La democracia es incompatible con la tortura. Por eso nos obligamos todos -en 1983, cuando se restauró la Constitución- a no permitir que se practique nunca más.
La tortura niega la humanidad de la víctima y afecta la estatura moral del Estado, que se rebaja a la condición de un tirano siempre que acepta el dolor y el abuso como formas de tratar a los habitantes.
Al mismo tiempo, la tortura empeora la espiral de violencia y agrava el problema de inseguridad ya existente.
Hace cinco años que la Argentina está en mora en la aprobación por ley de un Mecanismo Nacional de Prevención de la Tortura, según lo manda el Protocolo Facultativo de la Convención contra la Tortura.

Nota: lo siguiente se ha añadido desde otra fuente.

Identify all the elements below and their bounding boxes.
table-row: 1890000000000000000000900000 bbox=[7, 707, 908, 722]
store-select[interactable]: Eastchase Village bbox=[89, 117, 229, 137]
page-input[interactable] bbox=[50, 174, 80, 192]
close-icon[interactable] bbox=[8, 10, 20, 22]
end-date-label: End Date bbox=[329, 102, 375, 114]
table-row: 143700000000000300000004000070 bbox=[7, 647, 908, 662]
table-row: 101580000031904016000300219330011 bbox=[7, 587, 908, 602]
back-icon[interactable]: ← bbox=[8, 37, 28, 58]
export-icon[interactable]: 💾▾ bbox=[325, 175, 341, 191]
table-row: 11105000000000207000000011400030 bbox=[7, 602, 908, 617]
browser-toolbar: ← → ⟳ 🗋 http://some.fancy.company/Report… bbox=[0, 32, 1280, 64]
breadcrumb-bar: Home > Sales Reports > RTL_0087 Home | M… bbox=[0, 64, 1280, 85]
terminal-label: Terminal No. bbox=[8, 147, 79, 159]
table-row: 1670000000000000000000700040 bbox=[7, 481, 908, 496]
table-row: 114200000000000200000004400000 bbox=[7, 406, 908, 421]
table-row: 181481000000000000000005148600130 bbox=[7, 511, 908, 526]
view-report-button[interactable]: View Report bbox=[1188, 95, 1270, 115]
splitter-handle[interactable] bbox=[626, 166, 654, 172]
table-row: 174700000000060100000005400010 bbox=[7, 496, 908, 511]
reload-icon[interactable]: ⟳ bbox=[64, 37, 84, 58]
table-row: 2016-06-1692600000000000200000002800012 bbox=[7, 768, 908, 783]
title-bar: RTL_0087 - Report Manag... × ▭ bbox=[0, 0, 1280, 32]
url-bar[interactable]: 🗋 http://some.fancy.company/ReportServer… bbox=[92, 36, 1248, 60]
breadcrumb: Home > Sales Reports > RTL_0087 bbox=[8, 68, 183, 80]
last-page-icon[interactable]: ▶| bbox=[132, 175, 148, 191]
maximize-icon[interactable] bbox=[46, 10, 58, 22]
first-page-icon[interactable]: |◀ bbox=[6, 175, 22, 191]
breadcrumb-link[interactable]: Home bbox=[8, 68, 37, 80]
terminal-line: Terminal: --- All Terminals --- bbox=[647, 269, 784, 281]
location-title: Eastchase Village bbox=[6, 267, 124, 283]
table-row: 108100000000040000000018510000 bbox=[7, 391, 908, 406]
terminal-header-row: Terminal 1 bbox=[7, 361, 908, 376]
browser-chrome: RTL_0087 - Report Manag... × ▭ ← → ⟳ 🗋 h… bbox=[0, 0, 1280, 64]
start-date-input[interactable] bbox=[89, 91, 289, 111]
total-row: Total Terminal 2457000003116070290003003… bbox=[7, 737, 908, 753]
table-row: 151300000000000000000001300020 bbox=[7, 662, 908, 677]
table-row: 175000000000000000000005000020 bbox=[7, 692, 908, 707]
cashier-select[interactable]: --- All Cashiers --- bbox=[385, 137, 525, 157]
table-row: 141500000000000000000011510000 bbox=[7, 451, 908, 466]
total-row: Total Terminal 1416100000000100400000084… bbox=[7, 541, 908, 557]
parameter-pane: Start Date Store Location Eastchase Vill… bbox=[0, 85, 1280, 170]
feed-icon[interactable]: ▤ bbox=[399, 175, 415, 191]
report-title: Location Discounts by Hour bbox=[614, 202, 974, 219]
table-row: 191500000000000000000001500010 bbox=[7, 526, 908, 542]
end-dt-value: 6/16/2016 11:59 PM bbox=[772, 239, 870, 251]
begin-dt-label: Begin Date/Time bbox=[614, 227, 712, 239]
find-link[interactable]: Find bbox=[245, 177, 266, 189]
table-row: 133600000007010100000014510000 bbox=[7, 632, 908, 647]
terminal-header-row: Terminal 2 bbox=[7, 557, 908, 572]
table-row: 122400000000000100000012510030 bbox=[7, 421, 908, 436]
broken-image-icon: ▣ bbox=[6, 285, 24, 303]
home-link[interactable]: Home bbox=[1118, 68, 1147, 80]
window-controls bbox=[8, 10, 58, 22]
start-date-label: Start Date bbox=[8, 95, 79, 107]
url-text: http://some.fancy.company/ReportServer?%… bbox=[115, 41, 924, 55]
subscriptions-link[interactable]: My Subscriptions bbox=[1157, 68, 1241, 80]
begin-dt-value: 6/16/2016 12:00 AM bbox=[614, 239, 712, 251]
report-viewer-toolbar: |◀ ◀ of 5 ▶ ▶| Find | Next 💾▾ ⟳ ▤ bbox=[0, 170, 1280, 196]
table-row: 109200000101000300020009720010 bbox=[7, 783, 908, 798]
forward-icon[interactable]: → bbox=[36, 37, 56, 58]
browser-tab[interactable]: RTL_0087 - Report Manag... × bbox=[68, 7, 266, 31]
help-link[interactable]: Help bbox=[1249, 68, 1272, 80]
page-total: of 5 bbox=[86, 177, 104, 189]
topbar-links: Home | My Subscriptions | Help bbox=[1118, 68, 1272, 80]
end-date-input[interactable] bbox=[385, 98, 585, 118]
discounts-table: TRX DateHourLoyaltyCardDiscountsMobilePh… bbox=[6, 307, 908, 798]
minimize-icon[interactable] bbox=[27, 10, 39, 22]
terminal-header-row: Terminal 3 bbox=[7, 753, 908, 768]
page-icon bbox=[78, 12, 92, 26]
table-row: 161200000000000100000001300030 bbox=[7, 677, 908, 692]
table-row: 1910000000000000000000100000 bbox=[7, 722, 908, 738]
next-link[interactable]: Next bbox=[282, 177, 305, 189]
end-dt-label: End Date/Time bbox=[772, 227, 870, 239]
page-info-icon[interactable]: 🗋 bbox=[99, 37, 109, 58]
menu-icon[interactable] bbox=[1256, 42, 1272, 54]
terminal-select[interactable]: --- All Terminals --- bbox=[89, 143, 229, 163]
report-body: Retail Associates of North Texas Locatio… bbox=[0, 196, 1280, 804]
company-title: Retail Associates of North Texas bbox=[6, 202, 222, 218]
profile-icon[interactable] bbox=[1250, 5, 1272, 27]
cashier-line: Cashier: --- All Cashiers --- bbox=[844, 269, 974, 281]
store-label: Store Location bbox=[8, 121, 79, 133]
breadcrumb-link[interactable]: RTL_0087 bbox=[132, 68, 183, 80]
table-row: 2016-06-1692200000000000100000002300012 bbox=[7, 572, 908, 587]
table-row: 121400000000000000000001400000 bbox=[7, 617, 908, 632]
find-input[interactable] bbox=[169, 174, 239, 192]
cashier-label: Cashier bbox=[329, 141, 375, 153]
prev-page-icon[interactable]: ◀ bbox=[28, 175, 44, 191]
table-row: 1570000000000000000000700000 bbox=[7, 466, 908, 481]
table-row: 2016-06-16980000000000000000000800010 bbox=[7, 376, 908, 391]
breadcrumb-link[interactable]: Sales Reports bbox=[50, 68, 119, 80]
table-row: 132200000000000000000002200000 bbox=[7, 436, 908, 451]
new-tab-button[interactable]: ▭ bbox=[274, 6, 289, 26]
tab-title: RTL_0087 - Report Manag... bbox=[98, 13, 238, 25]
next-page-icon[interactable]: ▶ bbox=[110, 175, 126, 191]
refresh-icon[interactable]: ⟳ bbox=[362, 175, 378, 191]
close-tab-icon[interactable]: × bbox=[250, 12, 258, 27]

El año pasado se obtuvo un consenso amplísimo al respecto, que se reflejó en la media sanción de un proyecto de ley, por unanimidad, en la Cámara de Diputados.
En el Senado de la Nación, desde entonces, el oficialismo emitió pronunciamientos inequívocos a favor del proyecto. Pero ahora se niega a aprobarlo, sin explicación alguna.
Ese silencio desmiente las promesas previas, rompe los acuerdos entre partidos y entre el Congreso y la sociedad, al tiempo que expone a la Argentina al repudio internacional.
Es un silencio cómplice de la tortura y los tratos inhumanos que se siguen practicando en las cárceles, los institutos de menores, los manicomios y las comisarías de todo el país.
Nuestra democracia no puede convivir más con la tortura. Si así fuera, se vería contaminada su base ética.
El Nuna Más fue decisivo para tener una política de verdad y justicia respecto de la tortura practicada en los 70. Ahora debemos honrar ese compromiso, previendo y evitando la tortura que se practica aquí y ahora. Y sobre todo, la que ocurrirá mañana si no hacemos algo para evitarla.
Para eso, necesitamos sancionar la ley del Sistema Nacional de Prevención de la Tortura. Mientras no la tengamos, nuestra democracia seguirá incompleta y el Nunca Más, incumplido.